No cherub, he, this God of Love, this horse with the winged feet, at least until he’s good and ready.
Jockey Rafael Hernandez thought it would be an excellent idea to get God of Love (the horse) closer to the pace on the yielding turf of Woodbine during the 85th running of the $250,000 Cup and Saucer Stakes on Oct. 10.
But God of Love would have none of it. “Nah,” he told Hernandez in so many ways, mainly in lagging at the back of the field behind a throng. It didn’t help that he hopped at the start.
Okay, thought Hernandez, plan B would be to make one big run with him. But he would have to go around the lot. And hope traffic wouldn’t interfere.
His stablemate, Fast Feet, he with the Moby Dick eye and splendid ebony coat, took care of the pace, bursting away to set slow fractions of 25.53 seconds for the quarter and 50.44 for the half, making it doubly difficult, of course, for a come-from-behind horse like God of Love to overcome.
Both God of Love and Fast Feet are owned by Gary Barber, movie mogul, although Eclipse Thoroughbred Partners shares ownership with the big chestnut God of Love. (Of course, he’s a son of Cupid, bred by the savvy Bill Graham.) Both are Ontario-bred.
Fast Feet went off as the 7 to 2 favourite, after winning his only start at Woodbine on Sept. 18, leading every step with Kazushi Kimura, who was back in the irons again for the Cup and Saucer.
God of Love was less well regarded at 8 to 1 after a 5 ½-furlong race in which he finished seventh after running wide and showing no rally.
But perhaps he learned something from that. And it seems that he prefers a distance of ground. And 5 ½ furlongs is just a nursery game for him. God of Love was still behind a wall of horses going around the final turn (11 youngsters in the race), but Hernandez persuaded him to start moving. And he did.
Away around the outside of them all he went, although he went inside 6 to 1 shot Hidden Honor and played bumper cars with him at the head of the stretch. But untangled, God of Love moved like a freight train through the stretch, running rather like Zeus might. Moving fastest of all, he charged right past Fast Feet to win by 1 ¾ lengths in 1:47.86 for the 1 1/16-mile distance on the E.P. Taylor turf course.

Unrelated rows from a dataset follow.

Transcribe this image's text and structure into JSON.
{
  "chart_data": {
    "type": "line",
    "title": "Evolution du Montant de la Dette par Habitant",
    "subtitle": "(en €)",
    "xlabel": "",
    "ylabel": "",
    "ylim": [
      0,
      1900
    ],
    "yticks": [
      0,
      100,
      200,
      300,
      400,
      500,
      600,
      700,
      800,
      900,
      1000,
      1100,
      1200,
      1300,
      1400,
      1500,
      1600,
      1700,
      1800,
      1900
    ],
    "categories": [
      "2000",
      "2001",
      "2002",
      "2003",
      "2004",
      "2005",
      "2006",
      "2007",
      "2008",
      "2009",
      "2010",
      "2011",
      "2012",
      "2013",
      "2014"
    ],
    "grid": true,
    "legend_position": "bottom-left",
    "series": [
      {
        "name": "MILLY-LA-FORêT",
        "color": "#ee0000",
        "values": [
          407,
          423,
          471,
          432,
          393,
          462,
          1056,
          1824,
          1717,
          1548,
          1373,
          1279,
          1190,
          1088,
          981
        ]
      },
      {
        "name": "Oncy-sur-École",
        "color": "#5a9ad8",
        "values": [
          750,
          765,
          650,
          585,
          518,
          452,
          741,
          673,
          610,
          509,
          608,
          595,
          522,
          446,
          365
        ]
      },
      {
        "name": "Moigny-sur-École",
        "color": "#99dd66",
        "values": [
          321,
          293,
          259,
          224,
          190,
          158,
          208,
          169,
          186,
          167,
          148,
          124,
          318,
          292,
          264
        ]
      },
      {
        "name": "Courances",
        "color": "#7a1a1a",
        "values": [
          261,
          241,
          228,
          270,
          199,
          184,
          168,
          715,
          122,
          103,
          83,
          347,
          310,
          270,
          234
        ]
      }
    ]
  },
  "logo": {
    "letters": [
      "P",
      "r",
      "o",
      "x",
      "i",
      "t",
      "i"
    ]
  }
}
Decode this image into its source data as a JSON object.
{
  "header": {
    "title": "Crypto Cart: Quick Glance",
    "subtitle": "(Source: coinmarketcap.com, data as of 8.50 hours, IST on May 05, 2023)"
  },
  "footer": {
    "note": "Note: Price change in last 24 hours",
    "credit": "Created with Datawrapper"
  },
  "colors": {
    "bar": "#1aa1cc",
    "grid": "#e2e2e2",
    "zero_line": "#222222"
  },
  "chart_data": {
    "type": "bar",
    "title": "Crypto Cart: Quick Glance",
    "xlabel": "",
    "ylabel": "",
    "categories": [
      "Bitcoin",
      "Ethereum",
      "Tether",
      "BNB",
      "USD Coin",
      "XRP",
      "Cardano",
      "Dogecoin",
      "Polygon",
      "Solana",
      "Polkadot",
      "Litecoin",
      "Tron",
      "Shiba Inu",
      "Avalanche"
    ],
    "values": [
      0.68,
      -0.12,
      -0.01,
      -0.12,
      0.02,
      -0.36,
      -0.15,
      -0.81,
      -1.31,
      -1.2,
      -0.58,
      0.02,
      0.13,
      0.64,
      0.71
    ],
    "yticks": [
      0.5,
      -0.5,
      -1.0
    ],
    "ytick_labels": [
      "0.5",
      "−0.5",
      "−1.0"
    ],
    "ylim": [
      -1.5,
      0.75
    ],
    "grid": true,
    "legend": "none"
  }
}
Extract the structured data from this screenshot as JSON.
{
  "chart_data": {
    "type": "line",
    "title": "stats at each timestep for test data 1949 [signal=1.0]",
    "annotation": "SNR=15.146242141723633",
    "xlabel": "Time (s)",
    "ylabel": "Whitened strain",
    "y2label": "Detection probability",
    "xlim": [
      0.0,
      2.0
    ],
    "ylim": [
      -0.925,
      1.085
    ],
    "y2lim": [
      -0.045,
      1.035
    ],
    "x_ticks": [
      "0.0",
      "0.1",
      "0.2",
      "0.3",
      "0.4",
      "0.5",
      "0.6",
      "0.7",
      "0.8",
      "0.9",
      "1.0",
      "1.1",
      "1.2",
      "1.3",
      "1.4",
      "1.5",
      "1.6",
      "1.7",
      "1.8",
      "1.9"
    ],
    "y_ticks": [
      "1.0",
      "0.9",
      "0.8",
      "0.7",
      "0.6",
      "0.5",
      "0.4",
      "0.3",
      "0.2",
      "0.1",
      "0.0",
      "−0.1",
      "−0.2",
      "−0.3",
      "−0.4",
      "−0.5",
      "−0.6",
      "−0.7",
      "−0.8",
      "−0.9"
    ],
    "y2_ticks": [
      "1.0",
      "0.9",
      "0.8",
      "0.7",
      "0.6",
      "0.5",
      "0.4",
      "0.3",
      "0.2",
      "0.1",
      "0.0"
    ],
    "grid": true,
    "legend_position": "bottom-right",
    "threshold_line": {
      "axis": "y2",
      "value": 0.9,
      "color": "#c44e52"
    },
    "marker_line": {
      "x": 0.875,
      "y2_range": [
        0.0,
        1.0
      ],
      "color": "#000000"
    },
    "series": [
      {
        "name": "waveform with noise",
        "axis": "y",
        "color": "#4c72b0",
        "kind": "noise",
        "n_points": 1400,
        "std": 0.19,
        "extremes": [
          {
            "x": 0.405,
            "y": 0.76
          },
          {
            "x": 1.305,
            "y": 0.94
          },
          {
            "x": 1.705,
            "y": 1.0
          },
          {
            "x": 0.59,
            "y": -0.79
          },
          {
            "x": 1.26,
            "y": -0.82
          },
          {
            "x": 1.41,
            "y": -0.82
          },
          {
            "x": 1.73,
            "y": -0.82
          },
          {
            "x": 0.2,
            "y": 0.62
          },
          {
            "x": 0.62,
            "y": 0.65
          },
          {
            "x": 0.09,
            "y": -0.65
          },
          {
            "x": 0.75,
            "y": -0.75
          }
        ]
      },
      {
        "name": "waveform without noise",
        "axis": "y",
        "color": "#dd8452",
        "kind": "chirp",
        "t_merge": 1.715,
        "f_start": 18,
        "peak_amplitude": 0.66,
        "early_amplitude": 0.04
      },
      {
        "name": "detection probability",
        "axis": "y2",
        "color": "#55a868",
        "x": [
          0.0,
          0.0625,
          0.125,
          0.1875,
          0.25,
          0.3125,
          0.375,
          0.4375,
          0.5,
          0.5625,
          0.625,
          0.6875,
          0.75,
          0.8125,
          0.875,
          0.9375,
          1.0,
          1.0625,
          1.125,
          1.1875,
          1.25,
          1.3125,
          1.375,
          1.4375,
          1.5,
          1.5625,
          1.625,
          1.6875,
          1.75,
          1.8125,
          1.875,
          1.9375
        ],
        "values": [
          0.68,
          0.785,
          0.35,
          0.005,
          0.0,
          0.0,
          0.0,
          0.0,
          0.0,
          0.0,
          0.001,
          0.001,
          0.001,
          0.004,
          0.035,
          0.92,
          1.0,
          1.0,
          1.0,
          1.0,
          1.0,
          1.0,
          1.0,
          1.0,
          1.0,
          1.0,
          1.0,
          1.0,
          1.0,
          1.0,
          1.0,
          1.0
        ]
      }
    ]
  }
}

The clocking was well off the stakes record of 1:41.43 set by Pyramid Park 16 years ago. But it wasn’t a day for records on the yielding turf.
God of Love tore out hunks of turf like nobody else in the race in his monster charge to the wire and paid $17.10 to win.
The rest of the field dealt with: stumbles, traffic problems, bumping incidents. One hit the gate leaving. Poor Chairman Bob, an 8 to 1 son of Society’s Chairman, was forced to run three and four-wide from his outside post and then just stalled, understandably, to finish 10th. (Hidden Honor finished eighth.) Both were trained by Kevin Attard.
The God of Love had to survive a steward’s inquiry (there were five of them in the first eight races), for that bumping at the head of the stretch. But stewards let the results stand. The win gave Hernandez his 10th stakes win of the meet and trainer Mark Casse, his 18th.
And to hustle his way to the phone to talk to judges about the potential infraction, Hernandez surprised everybody by doing a flying dismount from God of Love to get there. It seems since Frankie Dettori appeared at Woodbine a month ago, doing flying dismounts, Woodbine jockeys have become like jumping beans, inspired.
Hernandez did a high, perfect one when he actually made it to the winner’s circle. Woodbine is, after all, the birthplace of the flying dismount, started by the late Avelino Gomez back in the 1960s.
“He just came flying,” Hernandez said of his mount. So did he.